Field obtained a Bachelor of Science (BSc) in Psychology in 1994 from City University London and a Doctorate of Philosophy (DPhil) from University of Sussex in 1997. Field has supervised at least one Masters Student's dissertation. Field has received different honours from the British Psychological Society: their Teaching Award in 2005 which recognises unusually significant contributions to education and training in psychology within the UK. And in 2007 the Book Award for the second edition of his book Discovering Statistics Using IBM SPSS Statistics: and Sex and Drugs and Rock 'N' Roll. In 2010 he received a National Teaching Fellowship for individual excellence in teaching.

He became Fellow of the Higher Education Academy (FHEA) in 2009 and Fellow of the Academy of Social Sciences in 2010. His current field of research lies in anxiety, child development and mathematics attainment.

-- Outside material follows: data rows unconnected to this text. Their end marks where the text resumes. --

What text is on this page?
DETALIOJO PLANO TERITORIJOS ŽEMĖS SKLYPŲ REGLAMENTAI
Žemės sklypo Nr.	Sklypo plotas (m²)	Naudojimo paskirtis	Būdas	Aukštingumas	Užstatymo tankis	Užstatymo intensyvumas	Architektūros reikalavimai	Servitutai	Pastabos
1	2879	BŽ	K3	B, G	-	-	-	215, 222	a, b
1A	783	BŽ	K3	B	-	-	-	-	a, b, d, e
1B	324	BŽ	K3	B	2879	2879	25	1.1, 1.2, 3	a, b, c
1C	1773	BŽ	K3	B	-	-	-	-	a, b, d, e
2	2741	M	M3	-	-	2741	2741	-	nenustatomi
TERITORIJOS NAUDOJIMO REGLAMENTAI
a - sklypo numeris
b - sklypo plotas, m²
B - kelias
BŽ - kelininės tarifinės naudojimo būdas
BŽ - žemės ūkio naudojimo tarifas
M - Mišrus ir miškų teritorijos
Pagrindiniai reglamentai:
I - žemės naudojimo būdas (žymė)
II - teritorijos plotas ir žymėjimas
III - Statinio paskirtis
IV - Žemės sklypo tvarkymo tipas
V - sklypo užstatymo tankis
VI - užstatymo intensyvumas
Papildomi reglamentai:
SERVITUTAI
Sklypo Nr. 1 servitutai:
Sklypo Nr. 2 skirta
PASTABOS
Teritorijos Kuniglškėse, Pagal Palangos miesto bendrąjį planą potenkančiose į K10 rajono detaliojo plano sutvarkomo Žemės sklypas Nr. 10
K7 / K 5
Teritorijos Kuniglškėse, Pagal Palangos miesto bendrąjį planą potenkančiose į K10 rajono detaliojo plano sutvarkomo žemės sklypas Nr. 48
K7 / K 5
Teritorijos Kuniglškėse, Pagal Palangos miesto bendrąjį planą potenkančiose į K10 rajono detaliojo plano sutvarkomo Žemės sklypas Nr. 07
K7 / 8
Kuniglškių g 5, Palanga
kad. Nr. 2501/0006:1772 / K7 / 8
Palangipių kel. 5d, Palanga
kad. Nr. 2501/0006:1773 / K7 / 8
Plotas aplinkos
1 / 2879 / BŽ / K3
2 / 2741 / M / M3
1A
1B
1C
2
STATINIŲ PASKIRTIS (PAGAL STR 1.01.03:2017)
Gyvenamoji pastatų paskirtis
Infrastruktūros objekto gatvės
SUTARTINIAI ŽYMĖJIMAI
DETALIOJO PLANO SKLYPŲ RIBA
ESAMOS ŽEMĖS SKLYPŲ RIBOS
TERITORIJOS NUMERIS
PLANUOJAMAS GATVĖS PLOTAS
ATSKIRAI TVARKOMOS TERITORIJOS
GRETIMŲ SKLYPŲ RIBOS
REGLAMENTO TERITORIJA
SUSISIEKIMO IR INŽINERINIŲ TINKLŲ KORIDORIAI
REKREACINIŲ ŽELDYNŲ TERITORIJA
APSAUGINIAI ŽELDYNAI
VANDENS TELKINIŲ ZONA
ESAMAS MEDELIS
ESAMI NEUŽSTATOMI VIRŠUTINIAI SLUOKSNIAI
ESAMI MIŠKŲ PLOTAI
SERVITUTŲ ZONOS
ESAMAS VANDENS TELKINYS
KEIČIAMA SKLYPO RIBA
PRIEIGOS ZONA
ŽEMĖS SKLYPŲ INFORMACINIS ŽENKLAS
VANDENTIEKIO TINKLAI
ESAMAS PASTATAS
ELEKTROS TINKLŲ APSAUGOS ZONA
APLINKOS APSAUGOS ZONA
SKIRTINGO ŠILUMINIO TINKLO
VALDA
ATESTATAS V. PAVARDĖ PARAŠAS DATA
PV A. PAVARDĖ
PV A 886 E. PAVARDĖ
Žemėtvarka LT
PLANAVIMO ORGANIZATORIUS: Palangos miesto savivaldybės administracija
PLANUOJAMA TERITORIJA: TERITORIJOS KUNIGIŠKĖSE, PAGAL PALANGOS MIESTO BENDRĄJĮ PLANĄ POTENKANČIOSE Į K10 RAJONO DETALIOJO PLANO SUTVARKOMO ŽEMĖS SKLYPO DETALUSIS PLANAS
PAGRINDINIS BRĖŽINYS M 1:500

In 2016 Field published An Adventure In Statistics: The Reality Enigma, which is described as a textbook embedded within a novel. The book also contains graphic novel elements. The book was a finalist for The Association of Learned & Professional Society Publishers Award for Innovation in Publishing, the British Book Design and Production Awards (Primary, Secondary and Tertiary Education category) and the British Psychological Society book award.

==Books==
- Discovering Statistics Using IBM SPSS Statistics: and Sex and Drugs and Rock 'N' Roll. (5th edition) Sage Publications, 2017.
- An Adventure in Statistics: The Reality Enigma. Sage Publications, 2016.
- Discovering Statistics Using R: and Sex and Drugs and Rock 'N' Roll. Sage Publications, 2012.
- How to Design and Report Experiments. (1st edition) Sage Publications, 2003.
- Clinical Psychology. Learning Matters, 2003.